Paru dans Le Nouvelliste

Le monde entier a ressenti l’émoi provoqué par l’assassinat de George Floyd. Si, même au pays « dit » de rêve qu’est l’Amérique, la vie du Noir peut virer au cauchemar, qu’en est-il ailleurs ? Qu’en est-il en Haïti, pays « dit » le plus pauvre de l’hémisphère occidental ?

En Haïti, l’écrasante majorité de la population a la peau noire. Mais le déni de négritude est activement pratiqué par les classes dominantes. Et le rejet identitaire négroïde est vécu dans une complicité aliénante par les citadins à la peau claire autant que par ceux-là à la peau noire.

La société haïtienne est en lambeaux. Le tissu social s’est transformé en un tissu de mensonges. La société haïtienne est dominée, au départ, par les affranchis, à prédominance métisse. Et les masses, de fils d’esclaves exclusivement noirs. Les deux se mélangent le long de notre histoire, comme l’eau et l’huile. Une relation houleuse, teintée de méfiance et de mépris.

En Haïti, nous ne pouvons pas parler de racisme, plutôt de colorisme qui reprend les éléments idéologiques de la discrimination raciale. Ainsi, la peau claire et la culture européenne sont érigées en idéaux. 

La culture africaine a toujours été sous-jacente, invisible, en surface. On assiste à des sursauts revendicatifs de la résistance paysanne, tantôt active, la plupart du temps passive. Nous devons les remercier d’avoir su préserver l’héritage africain, le vodou, le folklore, les rythmes, les contes, les proverbes, le créole. Ce sont des consignataires de la partie afro de l’âme haïtienne.

Les classes politiques et économiques auront choisi la langue française et la religion catholique jusqu’en 1986. Le vodou, pratiqué par la majorité, sera banni et persécuté. La langue maternelle ne sera acceptée sur les ondes de radio que durant les années 1960 et ne deviendra langue officielle qu’en 1987.

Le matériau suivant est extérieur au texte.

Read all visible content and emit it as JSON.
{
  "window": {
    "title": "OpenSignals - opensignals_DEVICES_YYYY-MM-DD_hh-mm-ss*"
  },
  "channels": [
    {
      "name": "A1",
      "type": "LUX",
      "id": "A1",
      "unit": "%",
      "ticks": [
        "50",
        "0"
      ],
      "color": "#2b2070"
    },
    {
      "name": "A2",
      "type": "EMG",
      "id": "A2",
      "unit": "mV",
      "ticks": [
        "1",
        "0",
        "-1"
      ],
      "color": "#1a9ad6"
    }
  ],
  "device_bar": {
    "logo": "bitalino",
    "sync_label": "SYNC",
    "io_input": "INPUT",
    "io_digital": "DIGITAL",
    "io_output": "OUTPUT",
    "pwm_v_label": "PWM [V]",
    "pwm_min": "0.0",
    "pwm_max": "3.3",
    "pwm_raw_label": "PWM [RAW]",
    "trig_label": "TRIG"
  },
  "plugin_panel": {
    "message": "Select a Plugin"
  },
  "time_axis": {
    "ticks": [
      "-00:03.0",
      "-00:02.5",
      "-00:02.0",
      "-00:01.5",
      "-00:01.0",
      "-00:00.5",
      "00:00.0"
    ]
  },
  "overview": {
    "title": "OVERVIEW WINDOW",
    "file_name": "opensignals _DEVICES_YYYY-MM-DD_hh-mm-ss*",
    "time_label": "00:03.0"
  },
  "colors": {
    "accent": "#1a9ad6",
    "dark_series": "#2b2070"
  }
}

Cette évacuation de la paysannerie, en dehors de la vie nationale, se concrétisera dès 1820 par le Code rural de Boyer. Il les confinera dans l’inculture, dans les campagnes, sans éducation, sans soins de santé et services de base. Ce carton rouge social dure jusqu’à nos jours, et il concerne le double statut de pauvre et de Noir. L’auteur haïtien Gerard Barthélemy n’hésitera pas à comparer le contraignant Code rural au Code noir de Colbert. La coercition s’imposera, depuis lors, comme modèle de dialogue choisi par l’État et les élites avec les masses. Elle prendra différentes formes, la répression, les coups d’État, les lois matraques.

Le président Boyer était certes un mulâtre bourré de préjugés, mais soutenu par la minorité noire de l’oligarchie. L’alliance sanguinaire et antinationale entre oligarques, l’armée et l’État haïtien contre les masses noires remonte donc aux balbutiements de la première république noire. C’est le paradoxe haïtien.

D’ailleurs, quelle que soit la couleur de peau des dirigeants au pouvoir, la situation des masses n’a jamais changé, depuis l’indépendance, que ce soit sous Duvalier qui se réclamait de l’idéologie noiriste ou Aristide qui se voulait le prêtre des pauvres. Il y a eu des améliorations.

Et quel que soit le gouvernement renversé par les classes possédantes, jamais il s’en est suivi des velléités de réformes pour redéfinir les conditions abjectes de vie des masses, en 200 ans d’hégémonie.